A Seasonal Guide to Healthy Eating
Commemorating 50 years of School Lunch
About 20 Minutes
Serves: Depends on how big a pumpkin you have!
It's fun to make a scary Halloween pumpkin, and it's fun to toast the seeds and eat them. Seeds contain everything needed to grow a new pumpkin, and are a tasty snack, too!
1. Have the kids help carve the Halloween pumpkin. When they scoop out the inside pulp that contains the seeds, reserve.

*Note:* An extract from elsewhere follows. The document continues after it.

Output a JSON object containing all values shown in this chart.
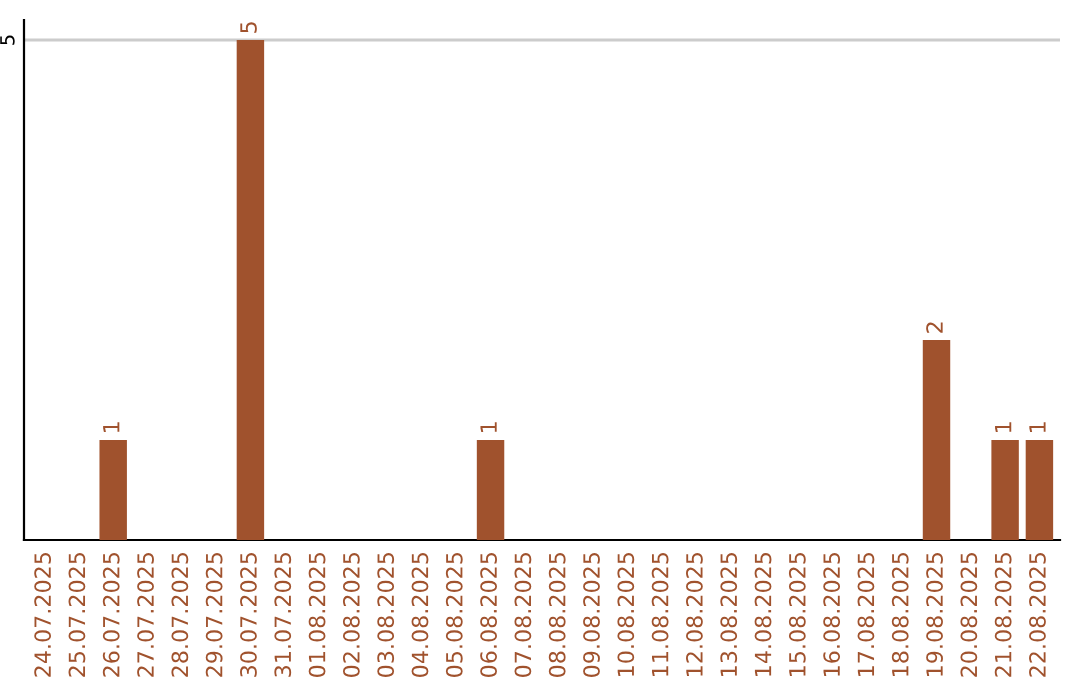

2. Have kids stand at the sink (use a stool if they are too low). Put pulp in a colander. Have kids wash pulp and stringy matter off seeds under cold running water. Blot seeds dry with a clean cloth or paper towel
3. Have kids spread seeds out on a cookie sheet. The seeds should be in a single layer, and they shouldn't touch each other!
4. Sprinkle the seeds with just a little salt. An adult puts the tray in the oven.
5. Check the seeds after 12 minutes. They are done when they are dry and light brown. How long this will take depends on how many there are, and how dry they are when they go in the oven.
6. Let cool before eating!
Nutrients per serving
Spruce up old favorites by adding new ingredients. Include fruits, vetgetables or extra grains in recipes that may not call for them. Add diced carrots to rice. Add fruit to meat dishes, like sliced apples to pork dishes. Sliced bananas and shredded carrots on sandwiches make a tasty difference. Try a meatless dinner once or twice a week. Beans, dry or canned, provide plenty of protein for a family, as well as vitamins and minerals.
Create a meal based on the ethnic heritage of grandparents; ask for recipes. Shop with an older family member or neighbor to buy the ingredients; prepare the foods your grandparent fixed for your parents. Make a cookbook of family recipes.